We design disaster recovery against honest recovery-time and recovery-point objectives, and then we test the restore, because a backup that has never been restored is a hope, not a control. We help teams plan capacity for the predictable surges (a benefits deadline, a tax year end) so that the busiest day of the year is not the day the service falls over.
When incidents do happen, the response matters more than the prevention narrative. We set up blameless post-incident reviews that ask how the system allowed the failure rather than who pushed the change. That cultural shift is often the highest-leverage thing we do: in a no-blame environment, engineers report near-misses, deploy more often in smaller increments, and the organisation actually learns. In a blameful one, they hide problems until those problems become headlines.
The outcome we aim for is a team that owns its own reliability, with the objectives, the tooling and the habits to keep a service dependable long after our engagement has ended.
Practice 04
Security and assurance
Threat modelling, secure delivery, OFFICIAL-SENSITIVE handling and supply-chain integrity: assurance treated as engineering, not paperwork.
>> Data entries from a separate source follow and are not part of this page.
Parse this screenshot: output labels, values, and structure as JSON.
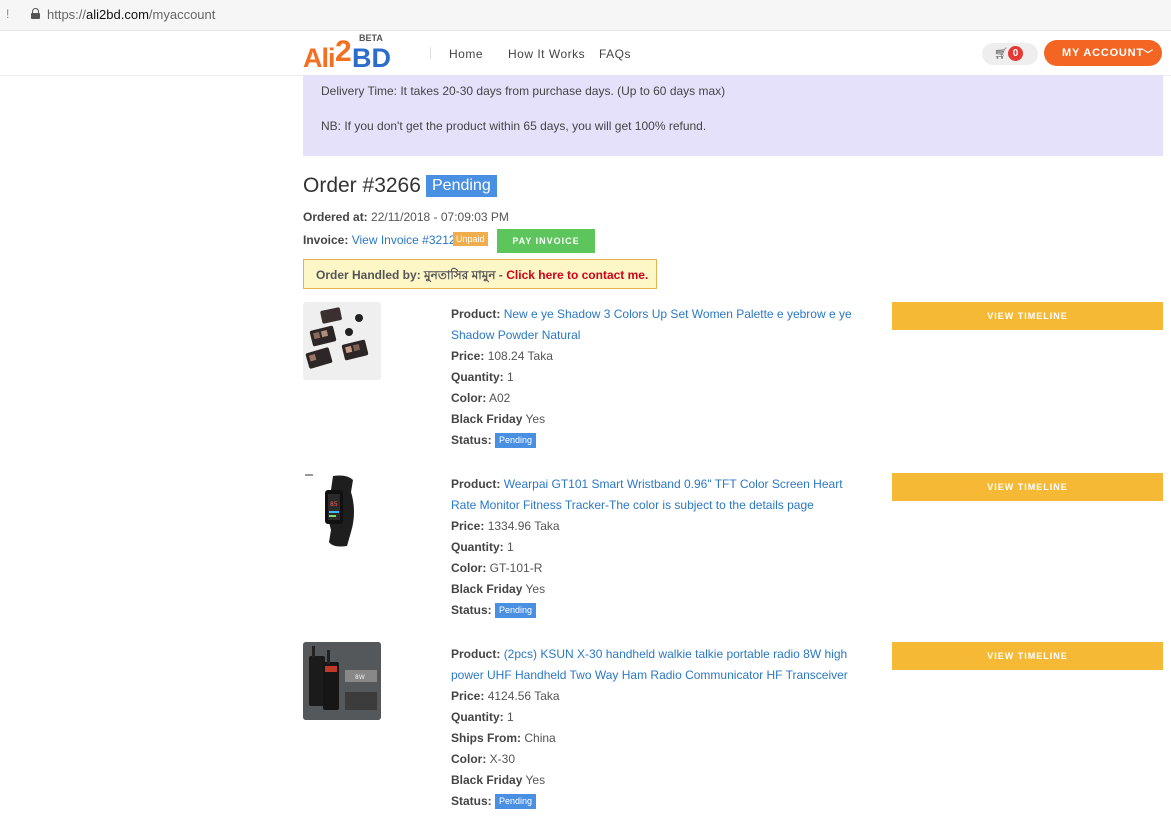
{
  "browser": {
    "url_scheme": "https://",
    "url_domain": "ali2bd.com",
    "url_path": "/myaccount"
  },
  "header": {
    "logo_ali": "Ali",
    "logo_two": "2",
    "logo_bd": "BD",
    "logo_beta": "BETA",
    "nav": [
      "Home",
      "How It Works",
      "FAQs"
    ],
    "cart_icon": "cart-icon",
    "cart_count": "0",
    "account_label": "MY ACCOUNT",
    "account_chevron": "﹀",
    "brand_color": "#f26522"
  },
  "notice": {
    "delivery": "Delivery Time: It takes 20-30 days from purchase days. (Up to 60 days max)",
    "nb": "NB: If you don't get the product within 65 days, you will get 100% refund."
  },
  "order": {
    "title": "Order #3266",
    "status": "Pending",
    "ordered_at_label": "Ordered at:",
    "ordered_at": "22/11/2018 - 07:09:03 PM",
    "invoice_label": "Invoice:",
    "invoice_link": "View Invoice #3212",
    "invoice_status": "Unpaid",
    "pay_label": "PAY INVOICE",
    "handled_label": "Order Handled by: মুনতাসির মামুন - ",
    "contact_label": "Click here to contact me."
  },
  "labels": {
    "product": "Product:",
    "price": "Price:",
    "quantity": "Quantity:",
    "color": "Color:",
    "ships_from": "Ships From:",
    "black_friday": "Black Friday",
    "status": "Status:",
    "view_timeline": "VIEW TIMELINE"
  },
  "products": [
    {
      "name": "New e ye Shadow 3 Colors Up Set Women Palette e yebrow e ye Shadow Powder Natural",
      "price": "108.24 Taka",
      "quantity": "1",
      "color": "A02",
      "black_friday": "Yes",
      "status": "Pending"
    },
    {
      "name": "Wearpai GT101 Smart Wristband 0.96\" TFT Color Screen Heart Rate Monitor Fitness Tracker-The color is subject to the details page",
      "price": "1334.96 Taka",
      "quantity": "1",
      "color": "GT-101-R",
      "black_friday": "Yes",
      "status": "Pending"
    },
    {
      "name": "(2pcs) KSUN X-30 handheld walkie talkie portable radio 8W high power UHF Handheld Two Way Ham Radio Communicator HF Transceiver",
      "price": "4124.56 Taka",
      "quantity": "1",
      "ships_from": "China",
      "color": "X-30",
      "black_friday": "Yes",
      "status": "Pending"
    }
  ]
}
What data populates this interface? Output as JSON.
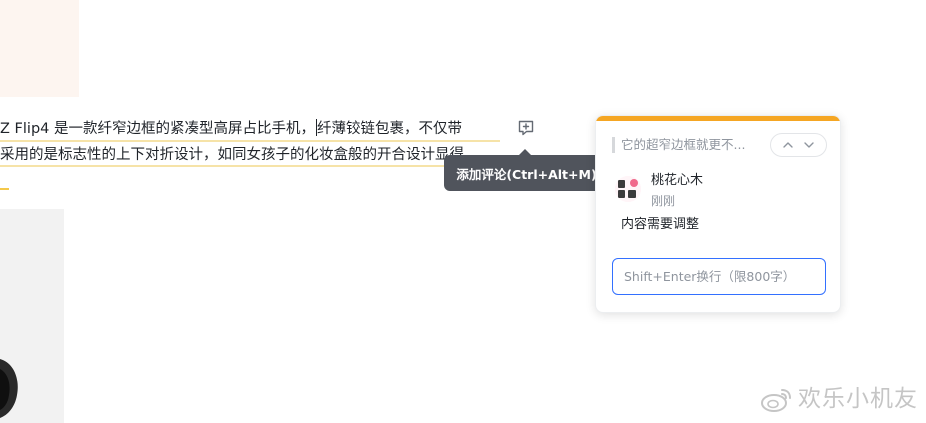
{
  "document": {
    "line1_part1": "Z Flip4 是一款纤窄边框的紧凑型高屏占比手机，",
    "line1_part2": "纤薄铰链包裹，不仅带",
    "line2": "采用的是标志性的上下对折设计，如同女孩子的化妆盒般的开合设计显得"
  },
  "comment_button": {
    "icon": "add-comment-icon",
    "tooltip": "添加评论(Ctrl+Alt+M)"
  },
  "comment_panel": {
    "accent_color": "#f5a623",
    "quote": "它的超窄边框就更不...",
    "nav": {
      "prev_icon": "chevron-up-icon",
      "next_icon": "chevron-down-icon"
    },
    "comment": {
      "avatar_icon": "peach-blossom-avatar",
      "user": "桃花心木",
      "time": "刚刚",
      "text": "内容需要调整"
    },
    "reply_placeholder": "Shift+Enter换行（限800字）",
    "input_border_color": "#3370ff"
  },
  "watermark": {
    "icon": "weibo-icon",
    "text": "欢乐小机友"
  }
}
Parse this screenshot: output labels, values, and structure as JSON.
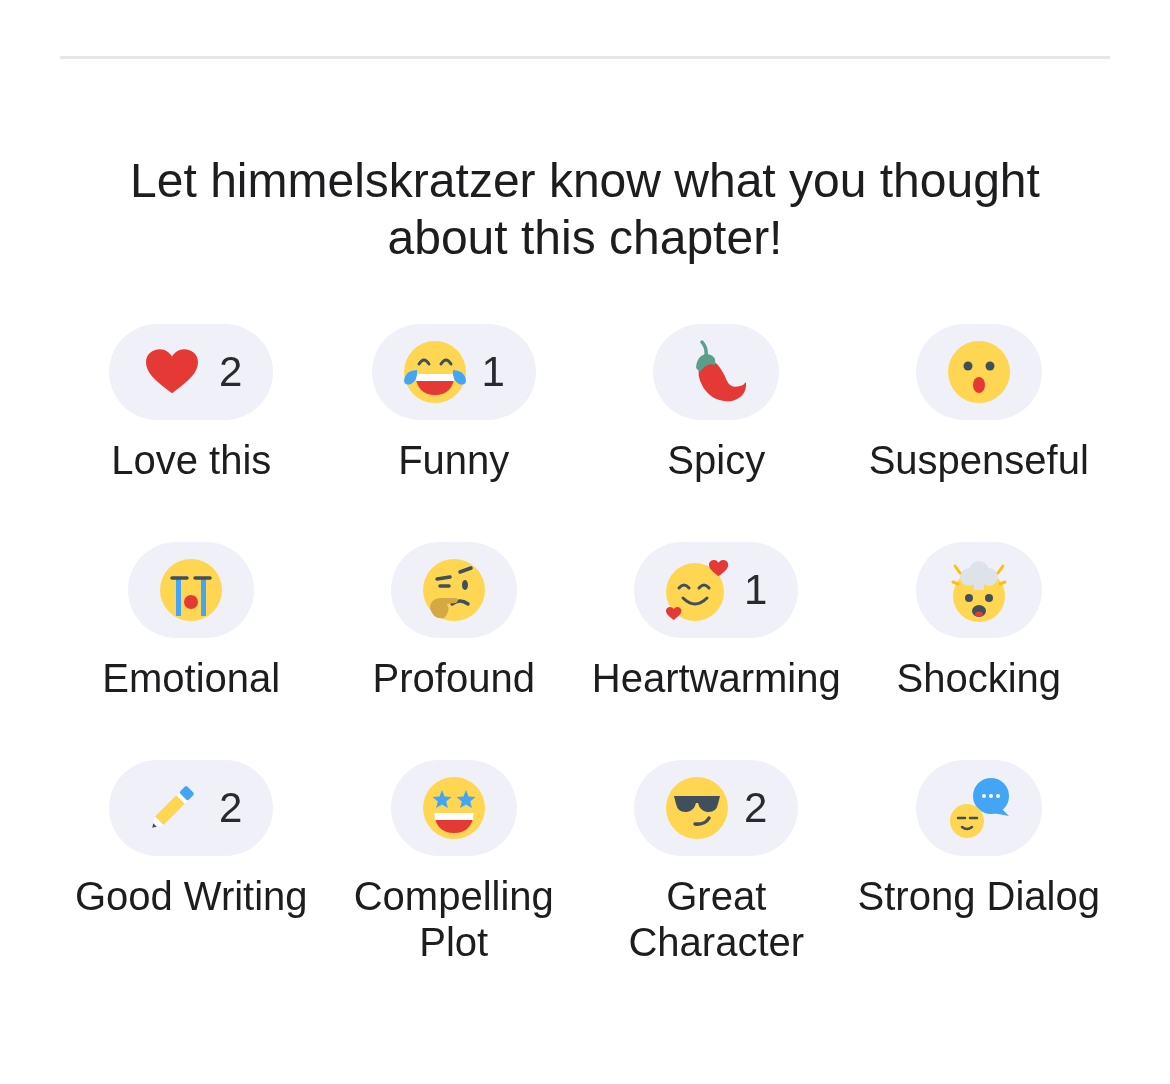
{
  "heading": "Let himmelskratzer know what you thought about this chapter!",
  "reactions": [
    {
      "label": "Love this",
      "count": "2"
    },
    {
      "label": "Funny",
      "count": "1"
    },
    {
      "label": "Spicy"
    },
    {
      "label": "Suspenseful"
    },
    {
      "label": "Emotional"
    },
    {
      "label": "Profound"
    },
    {
      "label": "Heartwarming",
      "count": "1"
    },
    {
      "label": "Shocking"
    },
    {
      "label": "Good Writing",
      "count": "2"
    },
    {
      "label": "Compelling Plot"
    },
    {
      "label": "Great Character",
      "count": "2"
    },
    {
      "label": "Strong Dialog"
    }
  ]
}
Security in government technology too often arrives as a gate at the end: a long document, a tense review, and a rush to remediate before go-live. We treat it as a property to be engineered in from the first sprint, because the cheapest vulnerability to fix is the one that never gets written, and the most expensive is the one found in production by someone who did not mean you well.
We run threat modelling sessions early and keep them lightweight, working with your team to map what an attacker would actually want, where the trust boundaries are, and which mitigations are worth the cost. This produces a short, prioritised list of real risks rather than a generic checklist, and it gives developers the context to make good security decisions on their own between our reviews.
We embed security into the delivery pipeline itself: a secure software development lifecycle with dependency scanning, secret detection, infrastructure policy checks and reproducible builds, so that the guardrails run on every commit rather than on a reviewer’s good day. Where formal testing is required, we coordinate penetration testing with CHECK and CREST-accredited providers, scope it so the findings are useful, and help the team triage and fix what comes back rather than letting the report gather dust.
We are experienced with handling information at OFFICIAL and OFFICIAL-SENSITIVE, and with the controls expected around IL3-era environments and their modern equivalents. We align delivery with Cyber Essentials Plus and ISO/IEC 27001, not as a certificate to be framed, but as a set of controls that genuinely reduce risk when they are actually operated rather than merely documented.
Supply-chain security has moved from a niche concern to a board-level one, and rightly so. We produce software bills of materials so you know what is actually in your software, work towards SLSA provenance so you can prove how an artefact was built, and lock down the build and deployment path that attackers increasingly target in preference to the application itself.
The thread running through all of this is assurance you can evidence. When an auditor, a senior responsible owner or a journalist asks whether a system is secure, we want your team to be able to answer with specifics (controls, tests and provenance) rather than with confidence alone.